El concepto de la nueva cocina

 


 

Vamos a tirar fuertemente de la manta y a dejar a la nouvelle cuisine con los pies al aire.

Porque, ¡ya está bien, señores, ya está bien de tanta injusticia! A los escritores, en general, nos sienta muy mal el plagio y nos gusta que cada uno reciba su mérito por sus ideas. Y la cocina moderna se ha arrogado como propia una noción que tiene más de 500 años de antigüedad, como ahora enseguida les detallaremos.

          Veamos antes qué es eso de la nouvelle cuisine con la que tanto nos vienen dando la murga desde hace unas décadas a los ciudadanos de a pie. Se dice que se trata de un acercamiento a la cocina, lo que en principio nos parecería bien, pues si no te acercas al fogón e intentas cocinar desde una distancia, no puedes remover y los guisos se te pegan al fondo. Pero básicamente se trata de innovar en la presentación de los alimentos para poder presumir y poner menos cantidades para así economizar. Como reacción contra la cuissine classique, la nouvelle cuisine da coces contra su maestro, como Aristóteles lo hizo con Platón (y como Platón había hecho antes con Sócrates).

          Si tenemos que ponernos pedantes y mencionar a señores concretos o datos históricos, entonces no tendremos más remedio que hablar de los críticos de alimentos Henri Gault, André Gayot y Christian Millau, que en los años sesenta se sacaron de sus respectivas mangas (cuatro en total, porque Millau solo llevaba chaleco) el Gault-Millau, también llamada La Nouveau Guide.

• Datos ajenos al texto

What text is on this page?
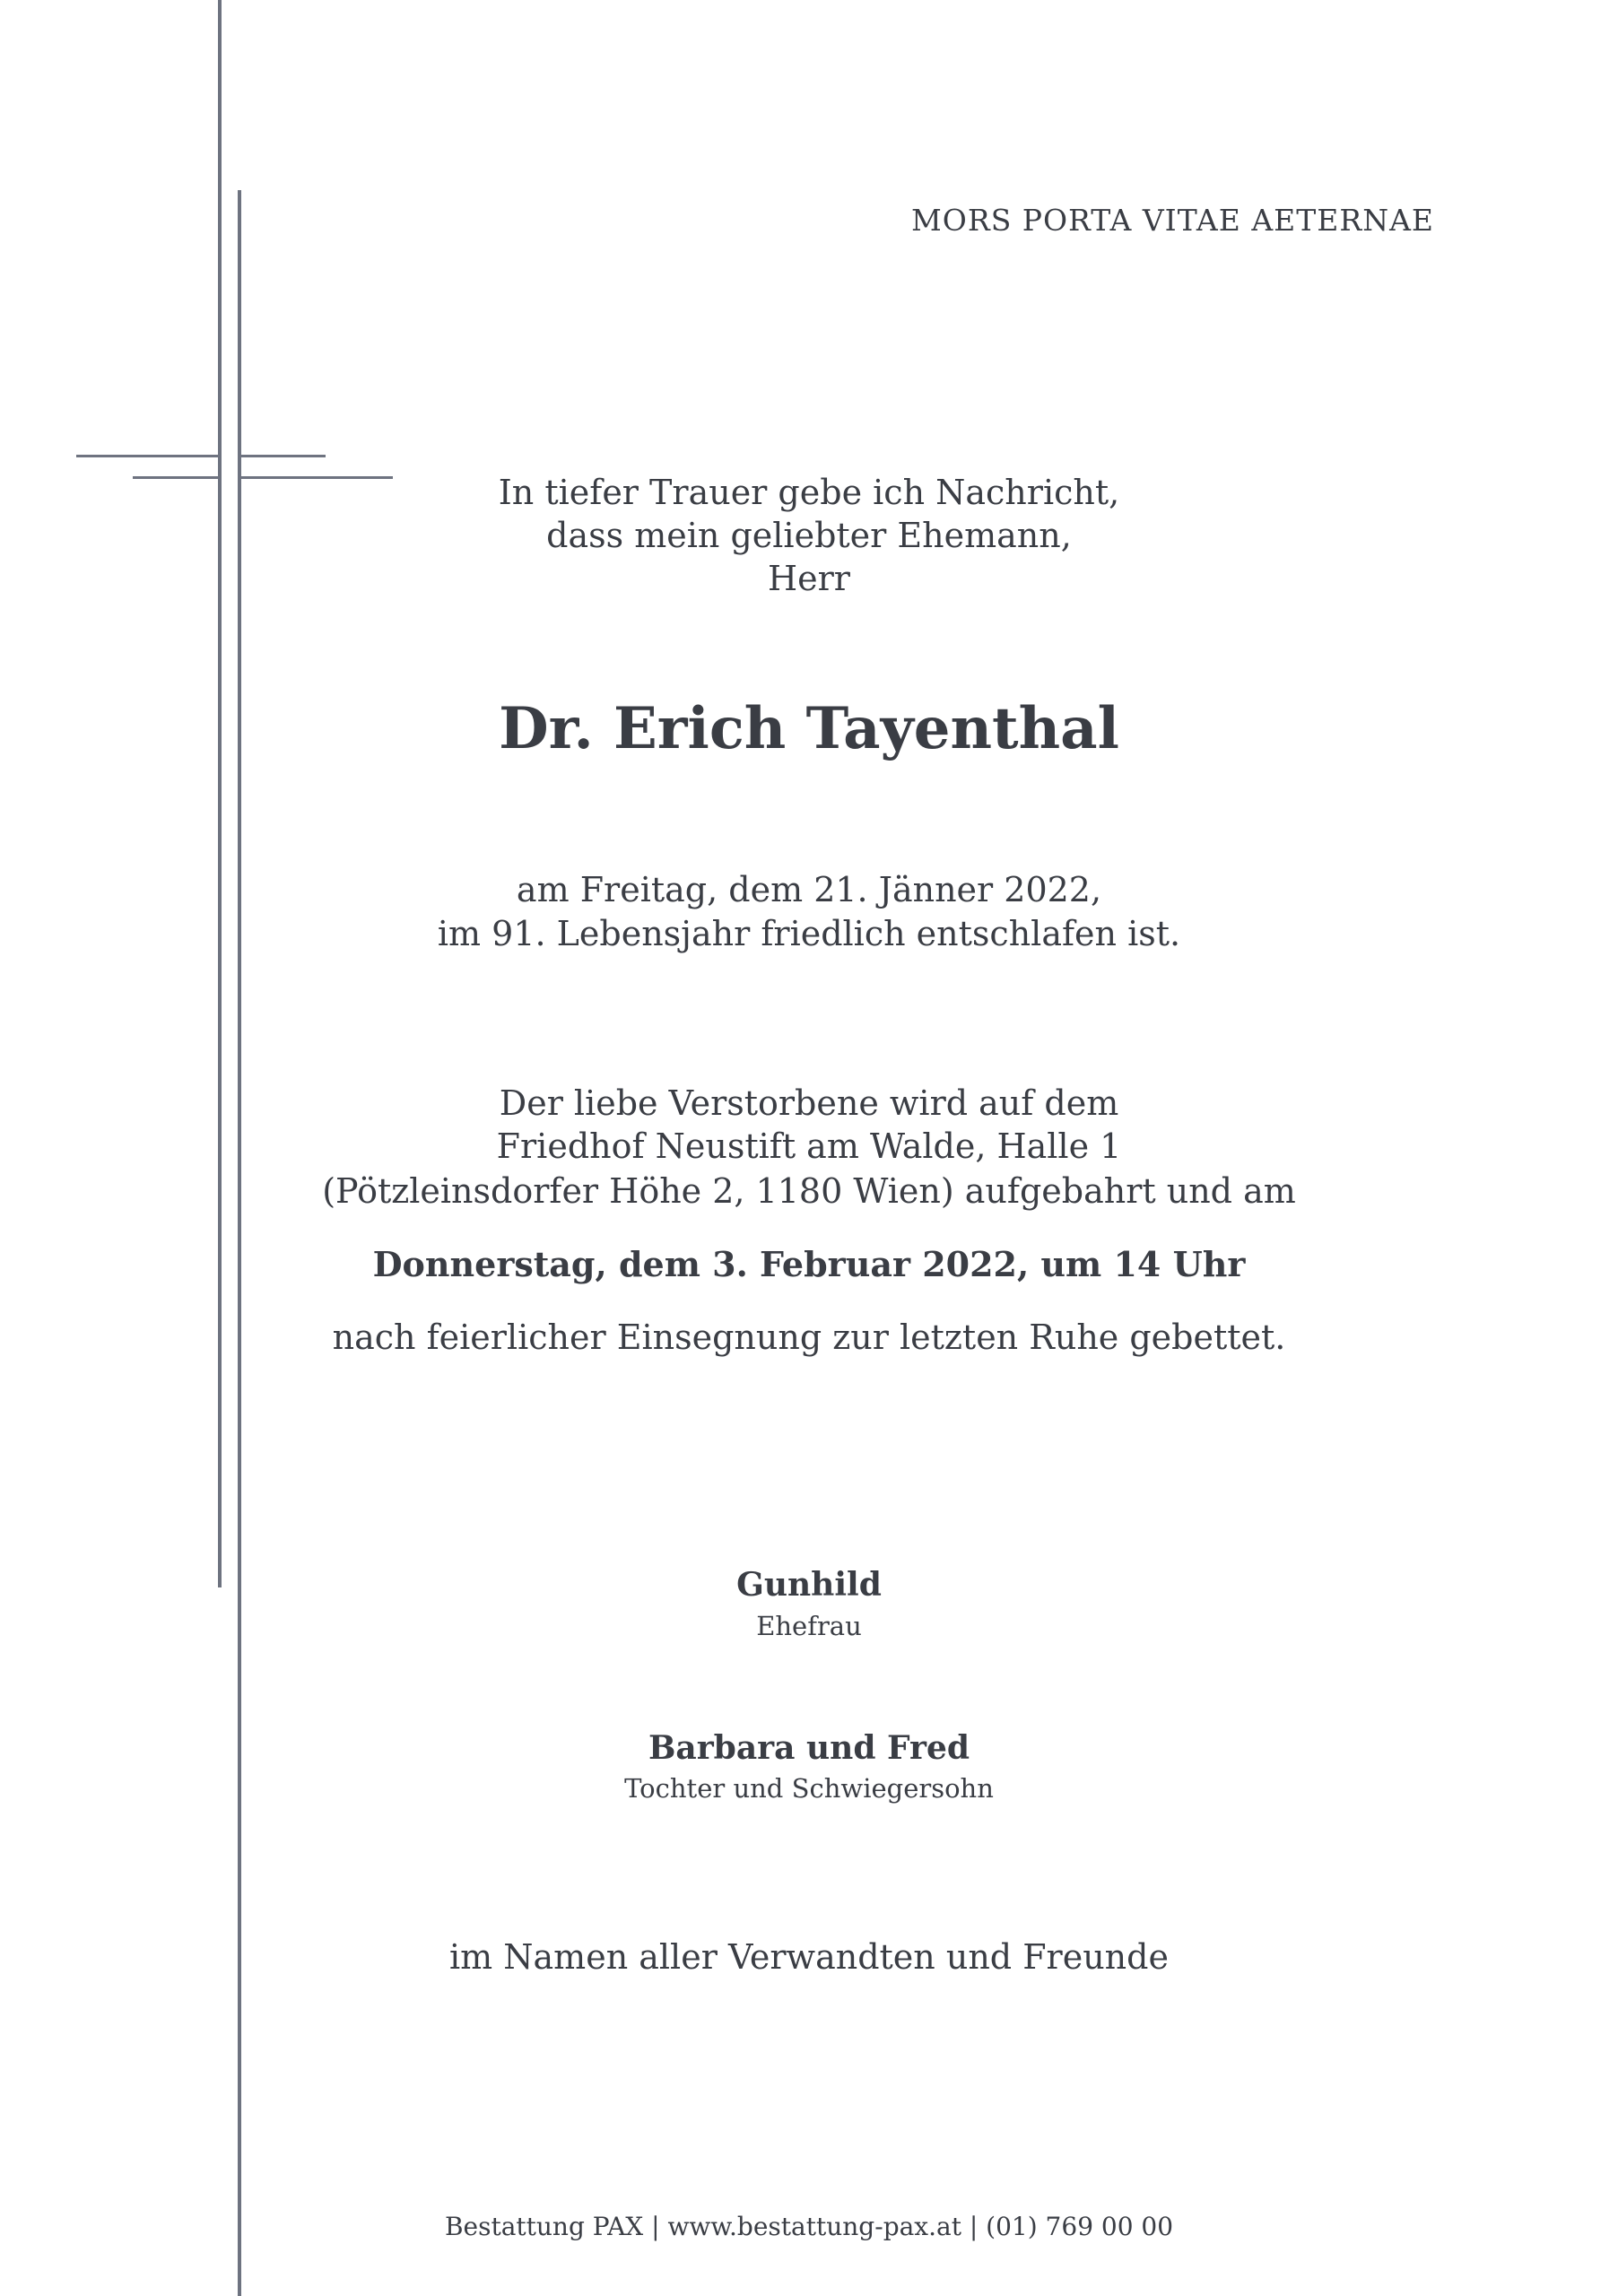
MORS PORTA VITAE AETERNAE
In tiefer Trauer gebe ich Nachricht,
dass mein geliebter Ehemann,
Herr
Dr. Erich Tayenthal
am Freitag, dem 21. Jänner 2022,
im 91. Lebensjahr friedlich entschlafen ist.
Der liebe Verstorbene wird auf dem
Friedhof Neustift am Walde, Halle 1
(Pötzleinsdorfer Höhe 2, 1180 Wien) aufgebahrt und am
Donnerstag, dem 3. Februar 2022, um 14 Uhr
nach feierlicher Einsegnung zur letzten Ruhe gebettet.
Gunhild
Ehefrau
Barbara und Fred
Tochter und Schwiegersohn
im Namen aller Verwandten und Freunde
Bestattung PAX | www.bestattung-pax.at | (01) 769 00 00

          Ya desde los tiempos de la haute cuisine postnapoleónica era frecuente que los camareros derramaran en la sopa en los pantalones del comensal al servirle o les chamuscaran las pelucas a los damas al flambear cualquier cosa en su presencia. La nueva cocina decidió sacar los platos ya preparados desde la cocina; eso sí: con los ingredientes bellamente colocados en una composición lo más cercana posible a las proporciones áureas.

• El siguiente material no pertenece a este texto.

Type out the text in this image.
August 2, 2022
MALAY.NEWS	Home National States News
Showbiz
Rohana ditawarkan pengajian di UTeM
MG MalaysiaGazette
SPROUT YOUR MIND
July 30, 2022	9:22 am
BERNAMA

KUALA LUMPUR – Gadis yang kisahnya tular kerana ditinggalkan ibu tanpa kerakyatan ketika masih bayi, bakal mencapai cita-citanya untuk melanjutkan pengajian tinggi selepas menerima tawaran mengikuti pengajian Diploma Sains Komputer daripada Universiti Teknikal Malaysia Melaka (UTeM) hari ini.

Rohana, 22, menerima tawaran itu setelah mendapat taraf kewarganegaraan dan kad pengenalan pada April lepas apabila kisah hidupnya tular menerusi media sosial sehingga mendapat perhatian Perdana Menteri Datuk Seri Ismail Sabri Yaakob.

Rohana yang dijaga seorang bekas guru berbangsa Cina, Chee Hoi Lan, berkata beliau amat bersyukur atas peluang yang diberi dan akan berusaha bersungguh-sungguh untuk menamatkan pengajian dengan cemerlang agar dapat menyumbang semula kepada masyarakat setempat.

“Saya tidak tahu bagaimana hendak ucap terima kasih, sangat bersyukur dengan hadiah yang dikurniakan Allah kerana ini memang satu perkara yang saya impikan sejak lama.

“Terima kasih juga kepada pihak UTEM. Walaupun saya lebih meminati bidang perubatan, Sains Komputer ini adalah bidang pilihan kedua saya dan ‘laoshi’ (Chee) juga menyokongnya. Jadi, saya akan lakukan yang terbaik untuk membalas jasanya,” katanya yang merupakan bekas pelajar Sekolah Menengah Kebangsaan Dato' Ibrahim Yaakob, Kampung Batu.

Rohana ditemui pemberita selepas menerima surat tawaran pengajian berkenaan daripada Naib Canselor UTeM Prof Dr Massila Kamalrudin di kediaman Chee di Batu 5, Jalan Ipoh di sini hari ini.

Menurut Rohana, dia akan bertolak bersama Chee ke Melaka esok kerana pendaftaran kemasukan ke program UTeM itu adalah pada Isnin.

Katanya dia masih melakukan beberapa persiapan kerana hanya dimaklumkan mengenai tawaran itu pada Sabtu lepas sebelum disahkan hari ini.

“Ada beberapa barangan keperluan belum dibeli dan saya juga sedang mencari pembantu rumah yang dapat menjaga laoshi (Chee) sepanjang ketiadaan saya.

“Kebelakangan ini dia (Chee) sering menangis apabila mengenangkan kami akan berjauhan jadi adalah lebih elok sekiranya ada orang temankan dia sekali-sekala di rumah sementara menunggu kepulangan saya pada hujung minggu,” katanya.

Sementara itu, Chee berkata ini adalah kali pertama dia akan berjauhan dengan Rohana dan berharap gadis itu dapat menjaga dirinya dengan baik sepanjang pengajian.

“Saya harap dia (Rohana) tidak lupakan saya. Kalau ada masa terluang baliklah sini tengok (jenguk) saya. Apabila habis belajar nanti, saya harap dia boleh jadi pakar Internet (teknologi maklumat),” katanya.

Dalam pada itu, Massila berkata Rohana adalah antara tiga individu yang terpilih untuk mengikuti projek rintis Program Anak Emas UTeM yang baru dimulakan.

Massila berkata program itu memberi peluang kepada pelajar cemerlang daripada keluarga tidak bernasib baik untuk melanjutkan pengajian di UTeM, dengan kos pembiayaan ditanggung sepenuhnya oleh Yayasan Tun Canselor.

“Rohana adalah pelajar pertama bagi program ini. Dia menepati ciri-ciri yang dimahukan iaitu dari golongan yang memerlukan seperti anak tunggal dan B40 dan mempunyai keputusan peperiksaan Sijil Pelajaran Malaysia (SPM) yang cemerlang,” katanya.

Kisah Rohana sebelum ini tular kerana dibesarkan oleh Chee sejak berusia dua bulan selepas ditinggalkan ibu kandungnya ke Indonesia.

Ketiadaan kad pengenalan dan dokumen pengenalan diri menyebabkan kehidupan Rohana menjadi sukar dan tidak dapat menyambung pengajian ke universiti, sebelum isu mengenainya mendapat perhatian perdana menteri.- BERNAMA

          Para ahorrar producto, se empezaron a poner más salsas y caldos. La harina que los había venido espesado desde la noche de los tiempos se vio desterrada del territorio cocineril y sustituida por yemas de huevo, mantecas y cremas.

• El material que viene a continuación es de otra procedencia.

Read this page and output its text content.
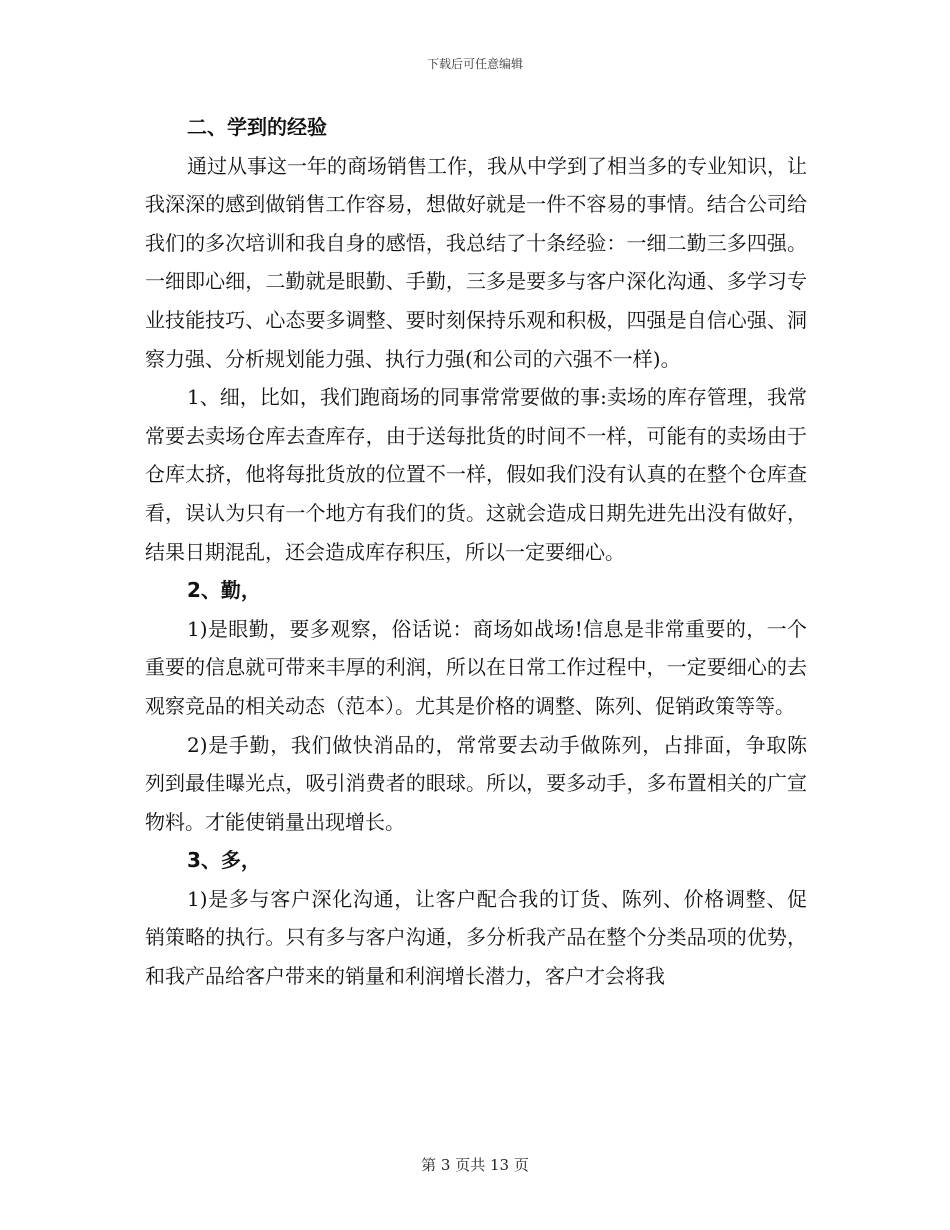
下载后可任意编辑

二、学到的经验

通过从事这一年的商场销售工作，我从中学到了相当多的专业知识，让我深深的感到做销售工作容易，想做好就是一件不容易的事情。结合公司给我们的多次培训和我自身的感悟，我总结了十条经验：一细二勤三多四强。一细即心细，二勤就是眼勤、手勤，三多是要多与客户深化沟通、多学习专业技能技巧、心态要多调整、要时刻保持乐观和积极，四强是自信心强、洞察力强、分析规划能力强、执行力强(和公司的六强不一样)。

1、细，比如，我们跑商场的同事常常要做的事:卖场的库存管理，我常常要去卖场仓库去查库存，由于送每批货的时间不一样，可能有的卖场由于仓库太挤，他将每批货放的位置不一样，假如我们没有认真的在整个仓库查看，误认为只有一个地方有我们的货。这就会造成日期先进先出没有做好，结果日期混乱，还会造成库存积压，所以一定要细心。

2、勤，

1)是眼勤，要多观察，俗话说：商场如战场!信息是非常重要的，一个重要的信息就可带来丰厚的利润，所以在日常工作过程中，一定要细心的去观察竞品的相关动态（范本）。尤其是价格的调整、陈列、促销政策等等。

2)是手勤，我们做快消品的，常常要去动手做陈列，占排面，争取陈列到最佳曝光点，吸引消费者的眼球。所以，要多动手，多布置相关的广宣物料。才能使销量出现增长。

3、多，

1)是多与客户深化沟通，让客户配合我的订货、陈列、价格调整、促销策略的执行。只有多与客户沟通，多分析我产品在整个分类品项的优势，和我产品给客户带来的销量和利润增长潜力，客户才会将我

第 3 页共 13 页
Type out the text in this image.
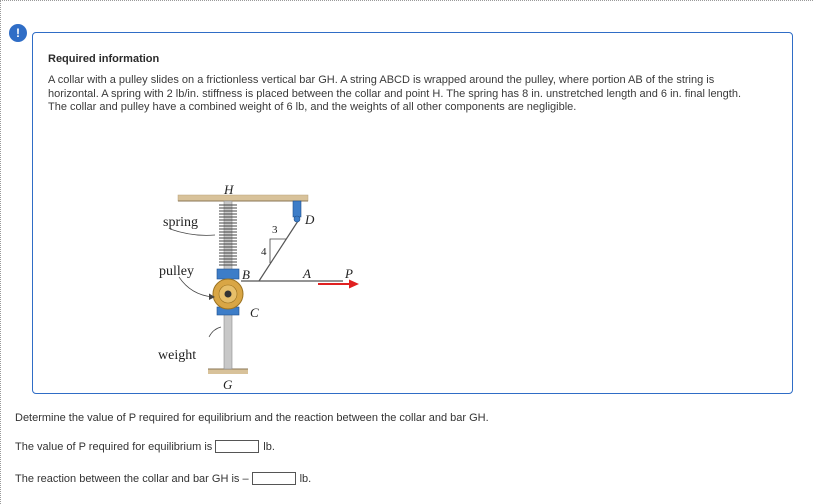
!

Required information

A collar with a pulley slides on a frictionless vertical bar GH. A string ABCD is wrapped around the pulley, where portion AB of the string is horizontal. A spring with 2 lb/in. stiffness is placed between the collar and point H. The spring has 8 in. unstretched length and 6 in. final length. The collar and pulley have a combined weight of 6 lb, and the weights of all other components are negligible.

H
spring
pulley
weight
G
B
C
A	P
D
3
4

Determine the value of P required for equilibrium and the reaction between the collar and bar GH.

The value of P required for equilibrium is	lb.
The reaction between the collar and bar GH is –	lb.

          Se dejaron de mezclar sabores y se empezó a colocar cada cosa por separado, para que la gente supiera qué estaba comiendo en cada bocado. O sea, que estamos hablando de platos simples y elegantes y de sabores puros.

          Y esta original innovación podría parecernos estupenda, salvo por el detalle minúsculo de que no fue innovación original en absoluto, sino que estaba inventada desde hacía mucho antes, como ya hemos anticipado y pasamos ahora a explicar.

          ¿Quién fue originariamente el inventor del concepto que tratamos? Pues, ¿quién va a ser, señores? Leonardo da Vinci, claro está. Este talento con patas, aparte de pintor, inventor y fundador del partido animalista, fue jefe de cocina de Ludovico Sforza «el Moro», gobernador de Milán, quien le protegió y le pagó religiosamente el sueldo entre 1481 y 1499.

          Leonardo, para contentar a su protector, inventó nuevos platos para él y para sus frecuentes convidados.

          Pero como los banquetes pantagruélicos a base de jabalíes enteros le parecían una ordinariez, el artista comenzó a colocar en grandes platos diminutas porciones de manjares sobre pedacitos de polenta tallados con curiosas formas.

          Entre sus «creaciones» gastronómicas se incluyen una anchoa enrollada descansando sobre una rebanada de nabo tallada a semejanza de una rana, otra anchoa enrollada alrededor de un brote de col, hojas de albahaca de idéntico tamaño pegadas con saliva de ternera y rodajas de pan negro, dos mitades de pepinillos sobre una hoja de lechuga o también la pata de una rana sobre una hoja de diente de león.

          ¡No me digan que esto no es el mismo concepto que hoy nos venden como novedoso!

          Claro que Ludovico no reaccionó demasiado bien a la propuesta de Leonardo. Ante la contemplación de los platos que le servían, se limitaba a protestar y a preguntar «¿Qué mariconada es esta?» Solo que, ¡claro!, lo preguntaba en italiano.

          (Por las notas que Leonardo dejó escritas, sabemos que ya antes le había ocurrido una cosa parecida. Había regentado una taberna llamada Los Tres Caracoles y cuando sirvió a sus comensales platos de este tipo, varios de ellos entraron airadamente y a la fuerza en las cocinas con intención de sacudirle a modo, por lo que Leonardo tuvo que salir corriendo por la puerta de atrás, para mantener su integridad física.)

          Como fuere, aquello no cuajó y durante los cuatro siglos siguientes la gente continuó comiendo como Dios mandaba, antes de que llegáramos a donde hemos llegado.

          Porque ahora han surgido nuevas formas de tomarle el pelo al comensal, como la cocina molecular, cuya masa atómica se consigue —como todo el mundo sabe— sumando el número de protones y de electrones que integran el núcleo. Esta cocina ha hecho que la nouvelle cuisine ya no parezca revolucionaria, sino casi, casi una antigualla.

          Otro nombre alternativo que recibe este invento es el de «cocina tecnoemocional», lo que implica que se emplean las técnicas químicas para cautivar los sentidos del comensal o simplemente para darle un susto cuando se le pasa la cuenta.

          El francés Hervé This y el húngaro Nicholas Kurti fueron los iniciadores de estos intentos de cocinar con probetas y alambiques. Batían los ingredientes, los gelificaban o los viscosizaban para conseguir espumas, emulsiones, geles y otras sustancias igualmente pringosas con las que sorprender a los novogourmets.

          A nadie se le oculta que los molecuchefs cocinan cosas que ni ellos mismos se comerían ni dejarían al alcance de sus seres queridos: platos repletos de aditivos alimentarios que es posible que estén autorizados por las desaprensivas autoridades sanitarias, pero que tienen nombres poco apetitosos, como, por ejemplo, la metilcelulosa.